Luca era stato il suo primo amore. Prima che sua madre la convincesse a sposare il chirurgo di successo. Un semplice operaio non era un degno partito per la sua incantevole figlia. La famiglia di Luca era modesta e lui era stato costretto ad andarsene dal borgo a quattordici anni per lavorare in fabbrica. Si erano scritti lettere, un po' sgrammaticate quelle di lui, ma piene di un sentimento genuino e sincero. Anni dopo Luca aveva bussato alla porta di Elvira, giacca e cravatta comprati per l'occasione. Aveva messo un po' di soldi da parte lavorando sodo ed era venuto a chiedere la mano di Ornella della quale era da sempre innamorato. Aveva acceso un mutuo e comprato un piccolo bilocale, venduto la moto da cross e acquistato un'utilitaria: la fabbrica dopo un lungo apprendistato lo aveva assunto a tempo indeterminato. Elvira l'aveva cacciato in malo modo e Ornella dopo aver pianto tutte le sue lacrime aveva ceduto alle pressioni della madre, seppellendo in fondo al cuore il suo amore troppo timido e acerbo.
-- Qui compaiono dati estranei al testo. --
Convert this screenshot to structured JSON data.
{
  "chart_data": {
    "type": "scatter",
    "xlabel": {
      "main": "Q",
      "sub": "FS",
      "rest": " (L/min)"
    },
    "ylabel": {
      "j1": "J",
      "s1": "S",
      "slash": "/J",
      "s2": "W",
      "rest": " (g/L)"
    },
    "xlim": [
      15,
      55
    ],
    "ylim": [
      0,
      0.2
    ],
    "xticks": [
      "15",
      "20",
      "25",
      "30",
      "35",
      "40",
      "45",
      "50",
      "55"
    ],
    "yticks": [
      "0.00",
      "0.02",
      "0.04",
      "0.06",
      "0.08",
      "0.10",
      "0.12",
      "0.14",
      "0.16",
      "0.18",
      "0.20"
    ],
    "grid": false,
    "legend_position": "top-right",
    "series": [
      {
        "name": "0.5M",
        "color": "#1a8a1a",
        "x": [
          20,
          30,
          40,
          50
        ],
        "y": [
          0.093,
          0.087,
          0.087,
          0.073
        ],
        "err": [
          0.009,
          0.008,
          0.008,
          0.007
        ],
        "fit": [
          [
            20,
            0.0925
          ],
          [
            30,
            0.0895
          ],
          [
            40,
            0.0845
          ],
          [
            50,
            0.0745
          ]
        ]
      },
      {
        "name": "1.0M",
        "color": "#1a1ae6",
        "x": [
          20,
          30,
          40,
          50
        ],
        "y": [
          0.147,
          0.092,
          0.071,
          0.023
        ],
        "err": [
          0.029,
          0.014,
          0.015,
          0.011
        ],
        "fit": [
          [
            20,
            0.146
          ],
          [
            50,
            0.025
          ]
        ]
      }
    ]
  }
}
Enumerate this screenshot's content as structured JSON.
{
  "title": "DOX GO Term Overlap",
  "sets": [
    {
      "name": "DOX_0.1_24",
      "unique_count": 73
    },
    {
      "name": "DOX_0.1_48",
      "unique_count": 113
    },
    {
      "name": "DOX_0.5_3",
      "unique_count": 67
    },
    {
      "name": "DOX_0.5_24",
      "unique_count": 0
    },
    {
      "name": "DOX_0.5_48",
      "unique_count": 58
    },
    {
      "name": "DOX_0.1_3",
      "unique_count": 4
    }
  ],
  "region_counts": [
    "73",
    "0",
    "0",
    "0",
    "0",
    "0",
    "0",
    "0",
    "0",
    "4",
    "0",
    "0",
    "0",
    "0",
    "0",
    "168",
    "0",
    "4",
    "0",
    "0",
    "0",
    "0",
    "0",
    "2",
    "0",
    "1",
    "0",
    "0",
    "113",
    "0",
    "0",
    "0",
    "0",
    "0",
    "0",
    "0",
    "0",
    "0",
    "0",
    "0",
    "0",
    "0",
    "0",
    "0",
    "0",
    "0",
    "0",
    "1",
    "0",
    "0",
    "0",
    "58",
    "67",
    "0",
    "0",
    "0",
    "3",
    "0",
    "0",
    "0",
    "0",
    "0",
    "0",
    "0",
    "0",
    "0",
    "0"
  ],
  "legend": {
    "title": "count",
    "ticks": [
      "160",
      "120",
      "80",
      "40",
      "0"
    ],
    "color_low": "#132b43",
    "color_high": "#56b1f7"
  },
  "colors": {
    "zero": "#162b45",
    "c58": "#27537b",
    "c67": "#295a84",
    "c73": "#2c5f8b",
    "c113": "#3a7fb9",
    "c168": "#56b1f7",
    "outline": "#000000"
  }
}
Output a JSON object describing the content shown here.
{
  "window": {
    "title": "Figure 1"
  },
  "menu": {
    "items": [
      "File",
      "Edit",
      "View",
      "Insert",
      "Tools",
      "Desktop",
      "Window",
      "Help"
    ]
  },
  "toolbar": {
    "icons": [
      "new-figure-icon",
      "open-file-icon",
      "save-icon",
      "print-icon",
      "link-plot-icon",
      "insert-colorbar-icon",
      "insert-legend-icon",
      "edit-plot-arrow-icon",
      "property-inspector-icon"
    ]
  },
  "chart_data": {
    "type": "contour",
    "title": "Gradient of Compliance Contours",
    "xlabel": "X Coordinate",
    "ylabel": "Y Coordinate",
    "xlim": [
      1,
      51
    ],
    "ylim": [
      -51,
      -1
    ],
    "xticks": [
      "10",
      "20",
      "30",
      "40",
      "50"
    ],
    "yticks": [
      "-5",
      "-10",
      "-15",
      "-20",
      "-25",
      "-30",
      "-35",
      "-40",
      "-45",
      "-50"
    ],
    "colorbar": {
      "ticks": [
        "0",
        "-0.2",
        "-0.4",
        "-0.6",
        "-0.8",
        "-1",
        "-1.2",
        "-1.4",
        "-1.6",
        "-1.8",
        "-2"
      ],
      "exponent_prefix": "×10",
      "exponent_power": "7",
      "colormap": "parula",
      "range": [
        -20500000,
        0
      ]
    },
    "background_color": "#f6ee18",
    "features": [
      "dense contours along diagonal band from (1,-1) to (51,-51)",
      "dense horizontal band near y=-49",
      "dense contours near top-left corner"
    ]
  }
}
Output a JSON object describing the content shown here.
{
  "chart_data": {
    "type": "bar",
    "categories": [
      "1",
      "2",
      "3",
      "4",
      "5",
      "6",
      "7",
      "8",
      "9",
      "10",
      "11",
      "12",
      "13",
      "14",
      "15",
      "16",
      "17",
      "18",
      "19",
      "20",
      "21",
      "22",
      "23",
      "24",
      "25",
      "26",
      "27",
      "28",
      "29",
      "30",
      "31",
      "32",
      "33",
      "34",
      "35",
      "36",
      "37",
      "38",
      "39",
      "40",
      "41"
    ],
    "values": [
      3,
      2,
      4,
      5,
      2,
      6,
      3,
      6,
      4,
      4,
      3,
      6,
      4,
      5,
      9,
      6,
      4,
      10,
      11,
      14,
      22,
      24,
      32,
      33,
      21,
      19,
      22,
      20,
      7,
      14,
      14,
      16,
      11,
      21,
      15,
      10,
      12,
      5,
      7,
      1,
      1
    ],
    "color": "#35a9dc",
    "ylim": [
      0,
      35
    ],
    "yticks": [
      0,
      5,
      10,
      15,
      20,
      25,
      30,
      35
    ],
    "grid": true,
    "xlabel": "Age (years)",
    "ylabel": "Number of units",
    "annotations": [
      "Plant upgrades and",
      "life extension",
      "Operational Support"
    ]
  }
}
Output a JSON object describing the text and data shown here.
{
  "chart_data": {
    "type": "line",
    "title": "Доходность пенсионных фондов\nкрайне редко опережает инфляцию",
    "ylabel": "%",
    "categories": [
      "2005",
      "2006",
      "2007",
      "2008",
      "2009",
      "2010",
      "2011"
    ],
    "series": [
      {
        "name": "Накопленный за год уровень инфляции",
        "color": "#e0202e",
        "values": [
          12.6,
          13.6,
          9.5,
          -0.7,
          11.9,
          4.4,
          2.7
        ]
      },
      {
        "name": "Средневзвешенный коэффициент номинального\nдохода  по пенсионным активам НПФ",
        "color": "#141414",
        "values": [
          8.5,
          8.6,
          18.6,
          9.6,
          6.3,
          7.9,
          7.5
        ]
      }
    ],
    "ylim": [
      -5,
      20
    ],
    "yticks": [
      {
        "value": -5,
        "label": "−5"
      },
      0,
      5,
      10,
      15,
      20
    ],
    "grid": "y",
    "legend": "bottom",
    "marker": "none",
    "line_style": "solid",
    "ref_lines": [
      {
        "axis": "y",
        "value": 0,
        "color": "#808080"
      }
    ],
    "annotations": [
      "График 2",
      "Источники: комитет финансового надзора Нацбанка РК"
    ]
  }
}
"Non ti ho mai dimenticata" aggiunse Luca con l'antica voce divenuta più profonda e baritonale. 

Nella bottega di Belinda, intonacata di fresco, davanti a due tazze di latte alla vaniglia, Luca parlava con proprietà di linguaggio ad un'Ornella attonita. 
"Il negozio è un piccolo omaggio al mio vecchio lavoro, chiavi e solide serrature possono tornare utili in questo momento difficile. Ho già assunto un commesso che si alternerà con me dietro al banco, ma il mio vero progetto è un altro. L'opposizione di tua madre mi spinse ad una scelta radicale e dopo poco tempo entrai nell'esercito. In vent'anni di missioni ho attraversato il mondo in lungo e in largo: Bosnia e Somalia, Iraq e Afghanistan. Ho visto cose che non avrei voluto vedere, ne ho fatte altre di cui non sono orgoglioso", i suoi occhi luccicarono per un brevissimo istante. "Ma non tutto era negativo, sono stato perfino in Antartide, passando per il Giappone, un'esperienza meravigliosa e incancellabile. Una volta in Arabia Saudita incontrai l'ingegner Rondinella e con lui rievocammo i vecchi tempi. Capii che la mia mente e il mio cuore erano sempre rimasti legati a Borgo Propizio. Accumulavo molto denaro e non sapevo che farne. Quando ho saputo della tragedia ho capito che il mio posto era qui. Mi sono congedato e ho comprato la bottega nel centro antico e un terreno a fondovalle. Un vecchio cascinale da ristrutturare in mezzo ai campi. Vorrei aprire un agriturismo, con l'orto e gli animali, tornare ad una vita sana e serena".
Ornella era rapita dal suo sguardo franco e diretto. Le dita di Luca si muovevano e ne accompagnavano la voce, mani abituate al lavoro ma che potevano essere delicate e lievi come farfalle.